Impactos do isolamento social na saúde mental dos idosos durante a quarentena

Enviada em 22/08/2020

“Provisoriamente não cantaremos o amor,/ que se refugiou mais abaixo dos subterrâneos./ Cantaremos o medo, que esteriliza os abraços”, esse é o poema “Congresso Internacional do Medo” de Drummond. Desse modo, como o visto no trecho estamos “cantando” o medo durante a quarentena, e esse isolamento social pode acarretar impactos na saúde mental dos idosos. Em suma, é necessário a discussão em torno da negligencia da sociedade quando se trata dos idosos e saber lidar da forma correta o assunto saúde mental.

De início, é preciso falar do conceito de “Subcidadania” de Jessé Souza, que são cidadãos negligenciados pelo Estado,vítimas de uma desigualdade que se mostra estrutural.

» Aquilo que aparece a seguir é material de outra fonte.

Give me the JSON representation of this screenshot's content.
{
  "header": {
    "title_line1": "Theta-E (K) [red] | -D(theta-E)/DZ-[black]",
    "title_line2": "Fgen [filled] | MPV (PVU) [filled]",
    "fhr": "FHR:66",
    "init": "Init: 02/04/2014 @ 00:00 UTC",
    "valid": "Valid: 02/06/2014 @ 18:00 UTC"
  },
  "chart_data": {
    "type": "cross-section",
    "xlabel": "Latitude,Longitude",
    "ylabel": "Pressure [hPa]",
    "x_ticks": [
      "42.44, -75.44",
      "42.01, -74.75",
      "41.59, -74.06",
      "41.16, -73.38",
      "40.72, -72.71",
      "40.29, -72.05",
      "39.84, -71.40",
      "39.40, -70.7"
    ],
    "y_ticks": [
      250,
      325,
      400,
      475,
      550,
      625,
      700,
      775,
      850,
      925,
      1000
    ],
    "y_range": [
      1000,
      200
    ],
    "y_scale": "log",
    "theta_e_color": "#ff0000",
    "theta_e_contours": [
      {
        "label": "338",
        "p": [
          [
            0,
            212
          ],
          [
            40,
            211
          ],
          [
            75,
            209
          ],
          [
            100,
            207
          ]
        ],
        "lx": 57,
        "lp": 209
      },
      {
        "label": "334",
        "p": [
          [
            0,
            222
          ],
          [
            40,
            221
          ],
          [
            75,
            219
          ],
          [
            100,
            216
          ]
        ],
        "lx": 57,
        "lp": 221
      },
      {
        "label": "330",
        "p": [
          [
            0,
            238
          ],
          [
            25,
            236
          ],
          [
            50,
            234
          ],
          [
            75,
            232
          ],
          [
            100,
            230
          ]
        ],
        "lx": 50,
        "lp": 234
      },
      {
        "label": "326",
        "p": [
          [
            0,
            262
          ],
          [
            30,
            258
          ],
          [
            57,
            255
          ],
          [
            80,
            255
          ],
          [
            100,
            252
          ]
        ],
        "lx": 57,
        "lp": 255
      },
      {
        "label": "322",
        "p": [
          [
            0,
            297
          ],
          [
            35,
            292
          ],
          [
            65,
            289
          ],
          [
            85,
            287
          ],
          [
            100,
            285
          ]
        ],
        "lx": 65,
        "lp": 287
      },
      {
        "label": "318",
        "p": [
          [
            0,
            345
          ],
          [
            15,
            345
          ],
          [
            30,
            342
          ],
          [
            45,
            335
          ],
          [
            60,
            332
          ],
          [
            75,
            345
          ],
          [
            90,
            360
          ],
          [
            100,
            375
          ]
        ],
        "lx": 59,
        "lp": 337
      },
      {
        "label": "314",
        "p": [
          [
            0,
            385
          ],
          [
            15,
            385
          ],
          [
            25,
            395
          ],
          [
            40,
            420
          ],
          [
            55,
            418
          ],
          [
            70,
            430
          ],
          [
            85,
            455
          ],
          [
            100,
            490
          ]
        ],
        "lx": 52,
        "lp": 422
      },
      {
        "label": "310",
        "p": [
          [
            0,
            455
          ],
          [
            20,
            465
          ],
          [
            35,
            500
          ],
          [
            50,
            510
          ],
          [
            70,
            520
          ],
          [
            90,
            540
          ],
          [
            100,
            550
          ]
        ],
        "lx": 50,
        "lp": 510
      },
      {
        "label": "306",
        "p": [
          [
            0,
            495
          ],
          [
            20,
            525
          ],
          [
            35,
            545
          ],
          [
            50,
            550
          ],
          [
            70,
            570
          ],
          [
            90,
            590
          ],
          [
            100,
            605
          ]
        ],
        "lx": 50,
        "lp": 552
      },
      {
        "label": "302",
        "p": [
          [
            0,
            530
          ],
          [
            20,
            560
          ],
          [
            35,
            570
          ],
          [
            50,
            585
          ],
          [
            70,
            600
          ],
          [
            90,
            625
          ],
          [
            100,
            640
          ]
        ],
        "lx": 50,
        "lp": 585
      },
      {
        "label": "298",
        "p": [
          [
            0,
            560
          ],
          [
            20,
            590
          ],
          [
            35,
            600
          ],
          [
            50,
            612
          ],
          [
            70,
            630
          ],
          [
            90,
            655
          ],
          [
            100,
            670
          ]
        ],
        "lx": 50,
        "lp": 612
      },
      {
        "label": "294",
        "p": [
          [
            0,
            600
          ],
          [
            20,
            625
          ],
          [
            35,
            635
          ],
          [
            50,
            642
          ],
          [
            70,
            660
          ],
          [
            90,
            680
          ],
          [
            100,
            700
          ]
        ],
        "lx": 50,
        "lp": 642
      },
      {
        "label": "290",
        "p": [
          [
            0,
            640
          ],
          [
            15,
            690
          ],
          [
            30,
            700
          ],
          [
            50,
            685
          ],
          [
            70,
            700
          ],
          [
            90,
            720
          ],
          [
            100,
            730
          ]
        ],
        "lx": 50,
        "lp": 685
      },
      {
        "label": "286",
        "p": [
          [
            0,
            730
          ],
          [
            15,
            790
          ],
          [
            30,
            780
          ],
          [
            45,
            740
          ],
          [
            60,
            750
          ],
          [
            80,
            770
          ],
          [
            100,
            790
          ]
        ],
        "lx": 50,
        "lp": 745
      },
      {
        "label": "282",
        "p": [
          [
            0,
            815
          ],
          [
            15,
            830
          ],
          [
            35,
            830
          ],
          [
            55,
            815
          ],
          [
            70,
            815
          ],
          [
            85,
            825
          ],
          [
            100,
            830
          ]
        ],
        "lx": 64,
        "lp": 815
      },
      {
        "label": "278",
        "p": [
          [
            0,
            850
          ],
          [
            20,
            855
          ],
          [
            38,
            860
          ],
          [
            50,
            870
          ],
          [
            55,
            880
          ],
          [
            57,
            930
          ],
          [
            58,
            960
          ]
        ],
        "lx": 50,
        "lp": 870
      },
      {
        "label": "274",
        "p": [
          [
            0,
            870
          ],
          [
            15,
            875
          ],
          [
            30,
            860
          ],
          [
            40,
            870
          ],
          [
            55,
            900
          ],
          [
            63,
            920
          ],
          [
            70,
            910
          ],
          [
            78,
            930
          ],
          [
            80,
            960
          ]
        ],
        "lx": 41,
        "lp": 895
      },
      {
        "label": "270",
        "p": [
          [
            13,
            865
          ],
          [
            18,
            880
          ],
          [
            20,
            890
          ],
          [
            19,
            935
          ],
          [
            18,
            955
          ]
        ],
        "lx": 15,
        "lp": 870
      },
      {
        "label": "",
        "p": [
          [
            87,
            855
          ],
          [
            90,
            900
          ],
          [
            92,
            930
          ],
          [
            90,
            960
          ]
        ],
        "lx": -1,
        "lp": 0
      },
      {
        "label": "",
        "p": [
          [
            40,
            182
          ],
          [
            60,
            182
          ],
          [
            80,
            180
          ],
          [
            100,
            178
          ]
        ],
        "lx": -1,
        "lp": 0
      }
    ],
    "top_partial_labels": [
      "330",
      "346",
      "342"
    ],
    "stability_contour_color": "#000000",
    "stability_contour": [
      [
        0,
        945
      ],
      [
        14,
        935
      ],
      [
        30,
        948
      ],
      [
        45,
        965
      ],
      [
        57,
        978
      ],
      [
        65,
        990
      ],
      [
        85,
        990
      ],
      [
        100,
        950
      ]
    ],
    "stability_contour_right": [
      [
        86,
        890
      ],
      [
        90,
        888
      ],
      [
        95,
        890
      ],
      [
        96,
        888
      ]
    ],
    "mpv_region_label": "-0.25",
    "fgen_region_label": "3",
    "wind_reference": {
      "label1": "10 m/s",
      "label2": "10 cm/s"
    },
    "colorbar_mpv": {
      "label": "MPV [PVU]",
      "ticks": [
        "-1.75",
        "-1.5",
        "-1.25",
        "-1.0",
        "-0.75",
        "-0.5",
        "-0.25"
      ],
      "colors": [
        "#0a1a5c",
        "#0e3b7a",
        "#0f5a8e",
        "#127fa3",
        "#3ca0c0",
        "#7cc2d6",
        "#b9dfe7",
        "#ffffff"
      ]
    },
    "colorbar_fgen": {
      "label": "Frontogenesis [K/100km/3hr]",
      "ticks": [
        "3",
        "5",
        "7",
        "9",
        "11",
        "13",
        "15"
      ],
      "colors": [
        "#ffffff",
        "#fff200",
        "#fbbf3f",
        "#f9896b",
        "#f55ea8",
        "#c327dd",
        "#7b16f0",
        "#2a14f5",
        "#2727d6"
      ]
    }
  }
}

Nesse sentido, os idosos são subcidadãos quando em um momento de quarentena e mudança drástica da rotina, esse Estado não oferece meios “reais” para ajudar na manutenção da saúde mental dos idosos. Então, visto isso seria plausível prestar mais atenção nesse ponto e investir recursos para que não se agrave.

Além disso, é lícito postular a delicadeza necessária para dialogar sobre esse assunto, não abrir espaço para “achismos” e tratar o idoso com o devido respeito e sem preconceitos. Dessa forma, a tese de Djamila Ribeiro  sobre o “Lugar de fala” que é dar lugar e espaço de fala para aquelas pessoas que de fato sofreram o que está sendo discutido, que nesse caso é o perigo que sofre a saúde mental dessas pessoas. Enfim, devesse encarar e dialogar sobre isso da forma mais clara possível.

Portanto, é perceptível os impactos do isolamento social na saúde mental dos idosos durante a quarentena e é obrigatório a discussão sobre isso. Sendo assim, a sociedade e a mídia em conjunto deve promover mais atividades virtuais para os idosos, incentivar a família a ajudarem eles, por meio de doações para que seja viável esse projeto. Com o fim que a saúde mental dos idosos não careça tanto.